ESU English Professor

 

Gregg Allman brought his band to the Sherman Theater in downtown Stroudsburg on Tuesday, October 29, and his powerful and moving performance demonstrated that, despite his recent health problems, he is still one of our most vital blues performers.

The raucous and friendly crowd at the Sherman put Allman at his ease right away, and he did not disappoint his many enthusiastic fans.

His generous and extended set featured a combination of well-known tunes from the “Allman Brothers Band” songbook (“Statesboro Blues,” “Ain’t Wastin’ Time No More,” “Midnight Rider,” “One Way Out,” “Hot ‘Lanta,” “Melissa,” “Whipping Post”) and a selection of songs from his solo abums (“These Days,” the wonderful Jackson Browne tune Allman has made his own, “Floating Bridge” from his very good recent album, “Low Country Blues”).

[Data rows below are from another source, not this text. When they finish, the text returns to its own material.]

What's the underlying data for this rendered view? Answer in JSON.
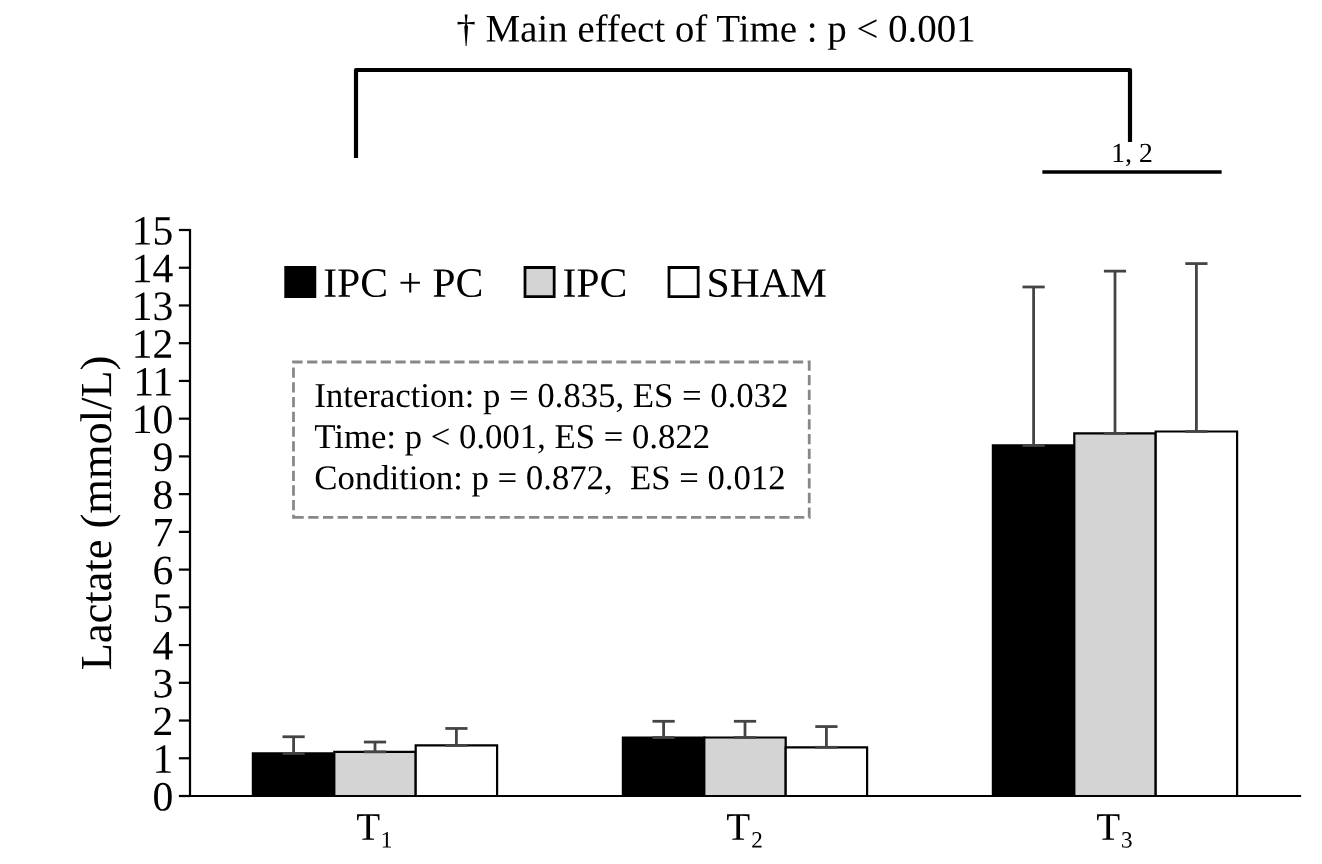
{
  "chart_data": {
    "type": "bar",
    "ylabel": "Lactate (mmol/L)",
    "categories": [
      "T₁",
      "T₂",
      "T₃"
    ],
    "series": [
      {
        "name": "IPC + PC",
        "color": "#000000",
        "values": [
          1.13,
          1.55,
          9.29
        ],
        "errors": [
          0.44,
          0.43,
          4.2
        ]
      },
      {
        "name": "IPC",
        "color": "#d4d4d4",
        "values": [
          1.17,
          1.55,
          9.61
        ],
        "errors": [
          0.26,
          0.43,
          4.3
        ]
      },
      {
        "name": "SHAM",
        "color": "#ffffff",
        "values": [
          1.34,
          1.29,
          9.66
        ],
        "errors": [
          0.45,
          0.55,
          4.45
        ]
      }
    ],
    "ylim": [
      0,
      15
    ],
    "yticks": [
      0,
      1,
      2,
      3,
      4,
      5,
      6,
      7,
      8,
      9,
      10,
      11,
      12,
      13,
      14,
      15
    ],
    "grid": false,
    "legend": "top",
    "annotations": [
      "† Main effect of Time : p < 0.001",
      "1, 2",
      "Interaction: p = 0.835, ES = 0.032",
      "Time: p < 0.001, ES = 0.822",
      "Condition: p = 0.872,  ES = 0.012"
    ]
  }
}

Throughout the evening, Allman, 65, was energetic and in good form, playing organ and, on some songs, guitar. It was good to hear his instantly recognizable, engaging blues voice still coming through so powerfully.

Although the crowd responded most vocally to the Allman Brothers standard hits (Allman received a Lifetime Achievement Grammy in 2012 for his work with the “Allman Brothers Band”), the entire set was well received, so much so that Allman complimented the audience more than once.

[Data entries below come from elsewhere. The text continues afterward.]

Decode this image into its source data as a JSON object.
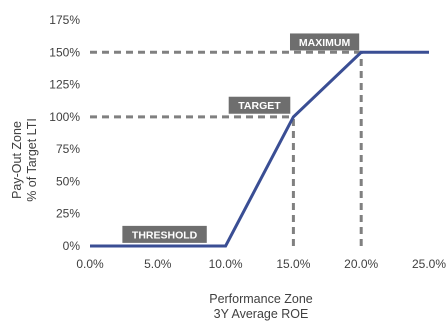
{
  "chart_data": {
    "type": "line",
    "title": "",
    "xlabel_lines": [
      "Performance  Zone",
      "3Y Average  ROE"
    ],
    "ylabel_lines": [
      "Pay-Out Zone",
      "% of Target  LTI"
    ],
    "xlim": [
      0,
      25
    ],
    "ylim": [
      0,
      175
    ],
    "x_ticks": [
      0,
      5,
      10,
      15,
      20,
      25
    ],
    "x_tick_labels": [
      "0.0%",
      "5.0%",
      "10.0%",
      "15.0%",
      "20.0%",
      "25.0%"
    ],
    "y_ticks": [
      0,
      25,
      50,
      75,
      100,
      125,
      150,
      175
    ],
    "y_tick_labels": [
      "0%",
      "25%",
      "50%",
      "75%",
      "100%",
      "125%",
      "150%",
      "175%"
    ],
    "grid": false,
    "series": [
      {
        "color": "#3A4E94",
        "x": [
          0,
          10,
          15,
          20,
          25
        ],
        "y": [
          0,
          0,
          100,
          150,
          150
        ]
      }
    ],
    "reference_lines": [
      {
        "x": [
          0,
          15
        ],
        "y": [
          100,
          100
        ]
      },
      {
        "x": [
          15,
          15
        ],
        "y": [
          0,
          100
        ]
      },
      {
        "x": [
          0,
          20
        ],
        "y": [
          150,
          150
        ]
      },
      {
        "x": [
          20,
          20
        ],
        "y": [
          0,
          150
        ]
      }
    ],
    "reference_color": "#808080",
    "annotations": [
      {
        "text": "THRESHOLD",
        "x": 5.5,
        "y": 9
      },
      {
        "text": "TARGET",
        "x": 12.5,
        "y": 109
      },
      {
        "text": "MAXIMUM",
        "x": 17.3,
        "y": 158
      }
    ],
    "annotation_fill": "#6E6E6E"
  }
}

“We have a good bunch here tonight,” he said at one point. “It really helps.”

His band—Scott Sharrard on guitar, Ben Stivers on keys, Steve Potts on drums, Jay Collins on saxophones and flute, Jerry Jemmott on bass, Marc Quinones on percussion—provided excellent support, and each member soloed strongly when asked to do so.

Mr. Sharrard was a stand out on guitar, and it was especially good to hear Mr. Jemmott, the legendary rhythm and blues bass player who has worked with artists such as Aretha Franklin, B. B. King, Freddie King, and King Curtis. Mr. Collins’ versatility on baritone and tenor saxophone and flute was put to good and tasteful use throughout the evening.

By the end of the night, the affectionate crowd was dancing in the aisles, and some fans sang along with the famous blues repertoire.

When Allman and his band came back for the obligatory encore, they seemed happy to be on stage, and played another two songs to close out the evening, jamming extensively. No one seemed in any hurry to leave.

Allman’s fans had had the chance to hear one of the great voices of American blues and rock and roll (#70 on “Rolling Stone’s” list of the 100 Greatest Singers of All Time), and at every opportunity roared their approval.